Still, as a new era begins in Washington, observers caution Congress against trusting that the new president alone will reverse the excesses of the past.

“One of the things we’re encouraging is for Congress to flex its muscle a little bit, to reclaim its role as the legislative branch of government,” said Caroline Fredrickson, who directs the Washington legislative office of the ACLU, and is lobbying for an investigative committee. “Congress really needs to get a handle on the variety of powers that were handed over.”

Those pressing for congressional investigations point to the model of the Church Committee that reviewed the executive reaches of the Vietnam War era, or more recently the 9/11 Commission. After Watergate, the guilty parties faced jail time.

They also note that President Bill Clinton was impeached for lying about his liaison with a staff intern — an act they find trivial compared to the wrongdoing by Bush administration officials.

Edwards, the former congressman, testified that the question is not how the new president will act, but how the new Congress will.

“Do not let it be said that on your watch, the Constitution of the United States became not the law of the land but a suggestion,” he said.

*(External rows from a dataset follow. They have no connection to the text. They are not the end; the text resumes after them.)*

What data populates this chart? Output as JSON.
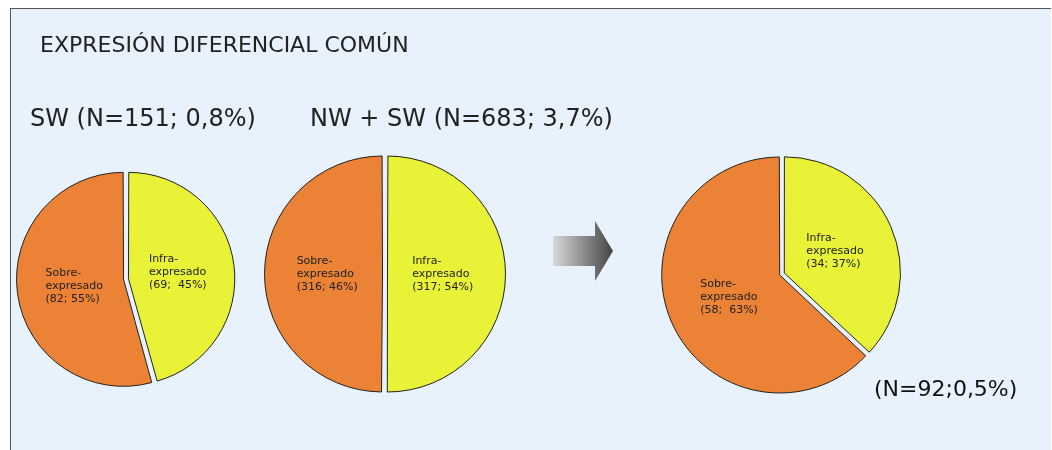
{
  "chart_data": [
    {
      "type": "pie",
      "title": "EXPRESIÓN DIFERENCIAL COMÚN",
      "subtitle": "SW (N=151; 0,8%)",
      "categories": [
        "Infra-expresado",
        "Sobre-expresado"
      ],
      "values": [
        69,
        82
      ],
      "colors": [
        "#e8f237",
        "#ec8235"
      ],
      "value_labels": [
        "(69;  45%)",
        "(82; 55%)"
      ],
      "legend": false
    },
    {
      "type": "pie",
      "title": "NW + SW (N=683; 3,7%)",
      "categories": [
        "Infra-expresado",
        "Sobre-expresado"
      ],
      "values": [
        317,
        316
      ],
      "colors": [
        "#e8f237",
        "#ec8235"
      ],
      "value_labels": [
        "(317; 54%)",
        "(316; 46%)"
      ],
      "legend": false
    },
    {
      "type": "pie",
      "categories": [
        "Infra-expresado",
        "Sobre-expresado"
      ],
      "values": [
        34,
        58
      ],
      "colors": [
        "#e8f237",
        "#ec8235"
      ],
      "value_labels": [
        "(34; 37%)",
        "(58;  63%)"
      ],
      "annotations": [
        "(N=92;0,5%)"
      ],
      "legend": false
    }
  ]
}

But launching a systematic campaign to root out wrongdoing is politically dicey at a time when the country faces enormous economic and domestic concerns, and the continuing wars.

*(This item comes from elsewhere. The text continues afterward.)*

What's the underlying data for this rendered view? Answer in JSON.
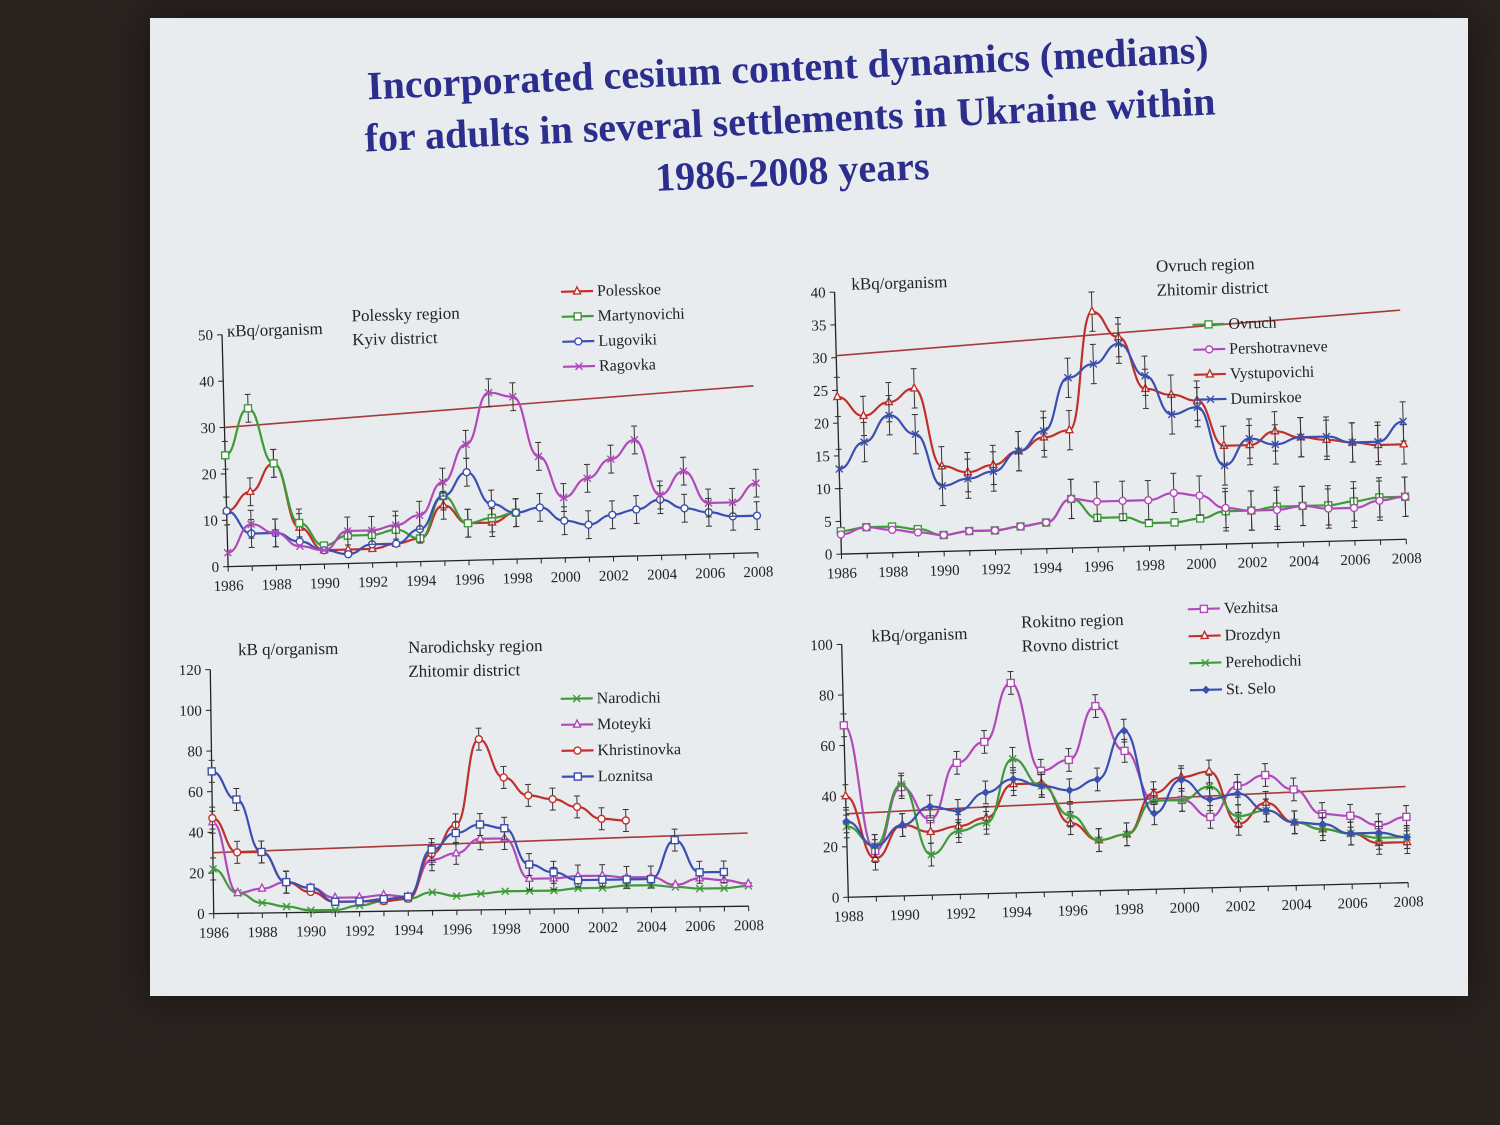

Democratic leaders have refrained from weighing in — much the way they declined to call impeachment hearings in early 2007 after becoming the majority in Congress. They fear alienating voters who may have more pressing concerns about jobs, health care and energy prices.

In the Senate, Judiciary Chairman Patrick Leahy is focused on swiftly confirming attorney general nominee Eric Holder so, as he explained on his home state Virginia Public Radio, “a fresh team, can come in and say, ‘OK. Justice is back.’ ”

Incoming Senate Intelligence Committee Chairman Dianne Feinstein of California plans to offer legislation on several fronts — to close Guantanamo and establish a single standard for interrogations that complies with the Geneva Conventions against torture.

The Armed Services Committee chaired by Sen. Carl Levin of Michigan just released an extensive report investigating abuses at Abu Ghraib prison in Iraq.

But will those individual steps eventually add up to reclaiming lost power?

“Now we’re kind of wondering — is this gong to be like the ’70s,” said Julian Zelizer, a congressional scholar at Princeton University, referring to the legislative pushback that grew out of Watergate and Vietnam. “Or are we going to see an acceleration of the trend where they cede power?”

“I’m dubious it will change much,” Zelizer said. “Presidents usually don’t give powers back ... if Congress doesn’t take them back, he’s going to keep them.”


Republican Sen. John Warner of Virginia is a revered presence in Washington, a former Navy secretary and Armed Services chairman who challenged the Bush administration’s treatment of prisoners at Guantanamo, and was reportedly rebuked by his party for investigating Abu Ghraib.

He is retiring after 30 years in office. Two weeks ago, Warner was exiting the chamber after he cast his final vote — on the auto bailout. It was an hour before midnight, but he stopped to discuss the state of executive-legislative relations and the new era ahead.

“The wisdom of the Founding Fathers was a bold experiment and it was predicated on the concept of equal branches of government,” Warner said. “And certainly in this past administration, I’ve seen it go tilt with all power being brought unto itself by the executive branch, and that’s not good for the country.”

“Let’s hope that Sen. Obama, a scholar ... will see the need for having a balanced relationship,” he continued.

And Congress? What steps should his colleagues be taking to regain the power they have let slip away?

“I just cast my last vote,” Warner said as he walked toward the elevator doors. “I’m not giving them any advice for the future. They’re on their own.”